要するに、AIの能力が人間の作業能力に追いつき、さらに追い越すという劇的な変化の時代に物流業界は置かれているということです。しかも、この人型汎用ロボットは完全自動運転EVと同様に大量生産され、1台あたりの単価も安く設定されています。先行する海外メーカーによると年間100万台を生産し、価格は1台あたり約2万ドル(約280万円)を想定しているといいます。メーカーの予定する生産開始時期は3〜5年後ですが、外部のアナリストによれば5〜7年後あたりが妥当な時期だろうとされています*。
物流DXで新規事業を創出するという場合、数年後に事業環境がどう変化しているのかという予測は不可欠です。

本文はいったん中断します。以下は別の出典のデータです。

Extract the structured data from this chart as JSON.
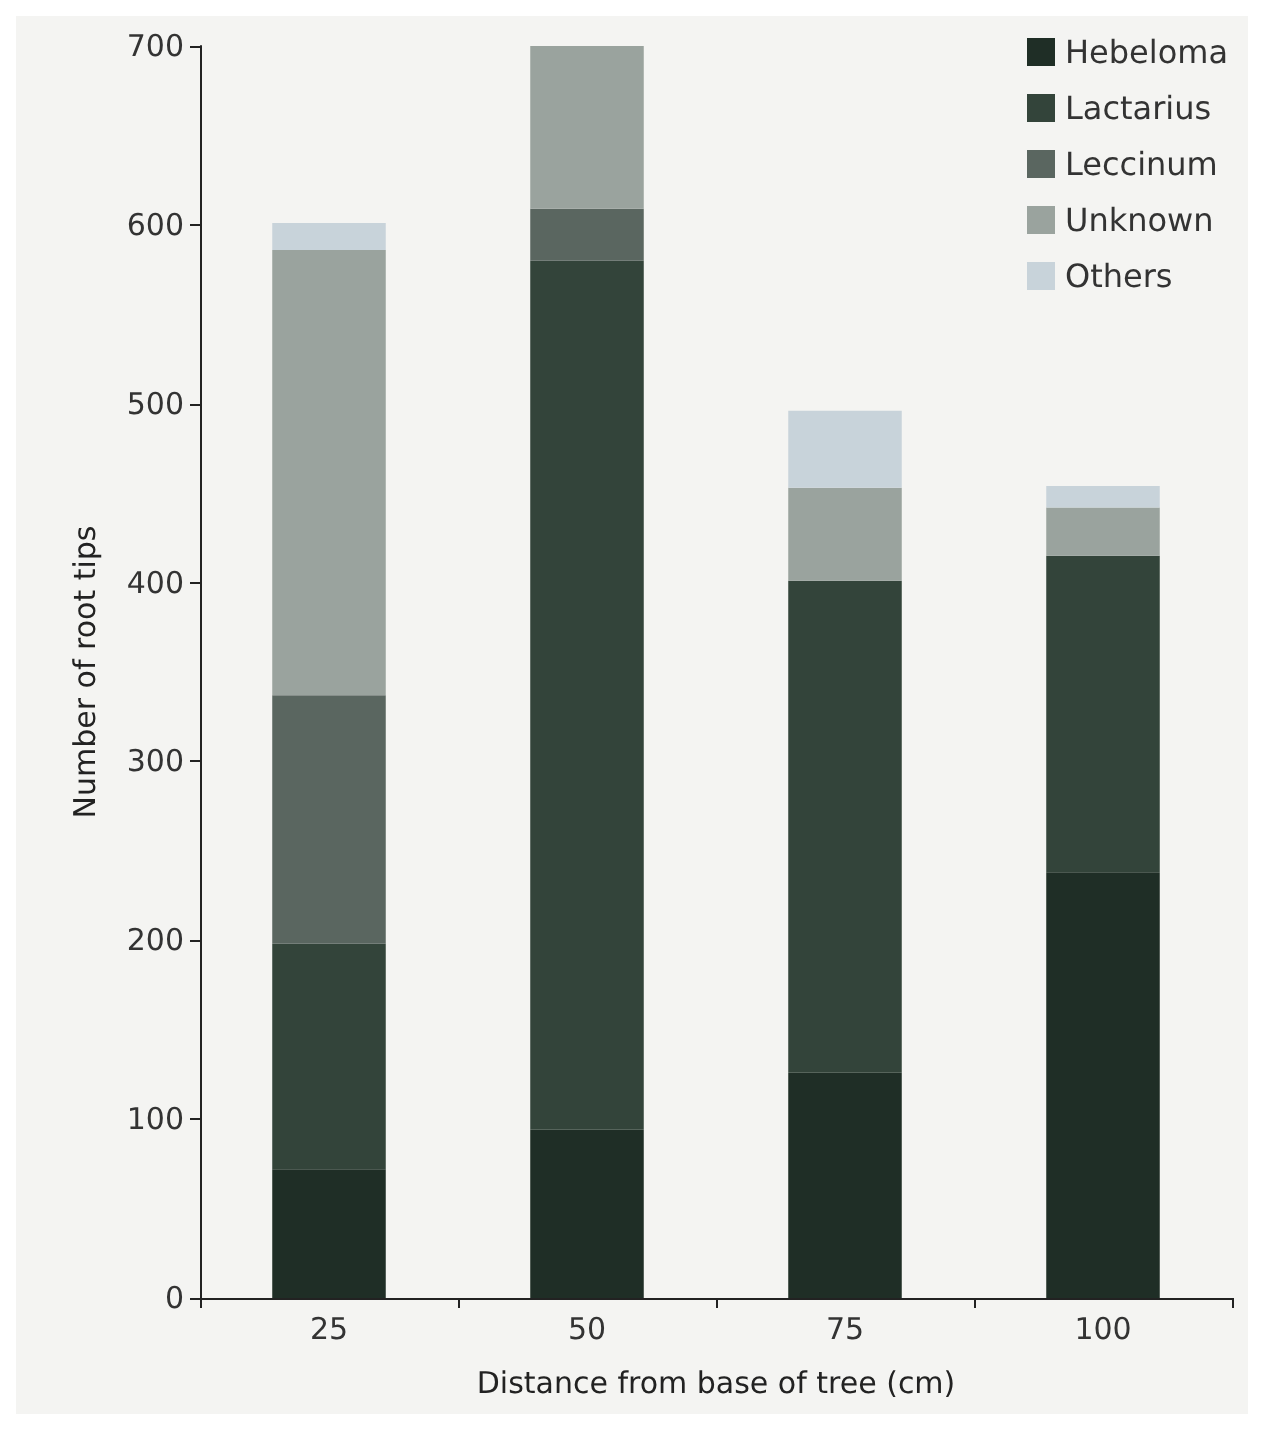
{
  "chart_data": {
    "type": "bar",
    "stacked": true,
    "xlabel": "Distance from base of tree (cm)",
    "ylabel": "Number of root tips",
    "categories": [
      "25",
      "50",
      "75",
      "100"
    ],
    "series": [
      {
        "name": "Hebeloma",
        "color": "#1f2e26",
        "values": [
          72,
          94,
          126,
          238
        ]
      },
      {
        "name": "Lactarius",
        "color": "#33443a",
        "values": [
          126,
          486,
          275,
          177
        ]
      },
      {
        "name": "Leccinum",
        "color": "#5a6660",
        "values": [
          139,
          29,
          0,
          0
        ]
      },
      {
        "name": "Unknown",
        "color": "#9aa39e",
        "values": [
          249,
          91,
          52,
          27
        ]
      },
      {
        "name": "Others",
        "color": "#c8d3da",
        "values": [
          15,
          0,
          43,
          12
        ]
      }
    ],
    "ylim": [
      0,
      700
    ],
    "yticks": [
      0,
      100,
      200,
      300,
      400,
      500,
      600,
      700
    ],
    "grid": false,
    "legend": "top right"
  }
}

そうだとすると5〜7年後には既に物流事業において荷役を人が担わなくなっているという前提を踏まえていない新規事業構想は「時代の変化にマッチしていない」ものとして失敗する運命にあるといわざるを得ないでしょう。それはまるで、20世紀初頭、馬車からトラックに輸送手段が劇的に移行した時期に荷馬車を大量に発注して馬車輸送の新規事業を立ち上げようとしている経営者と同じ轍を踏むものだからです。
まとめ
20世紀初頭に馬車からトラックに輸送手段が劇的に移行した変化をはるかに凌駕する3つの巨大な変化の波が物流業界に押し寄せています。第一の大波は「ディーゼルトラックがEVトラックに置き換わる」という変化、第二の大波が「有人トラックが完全自動運転トラックに置き換わる」という変化、そして第三の大波が「人による荷役が各種ロボットによる荷役に置き換わる」という変化です。重要なことは、来襲しつつある事業環境の変化の内容を正確に予測した上で、新規事業を構想するということだといえるでしょう。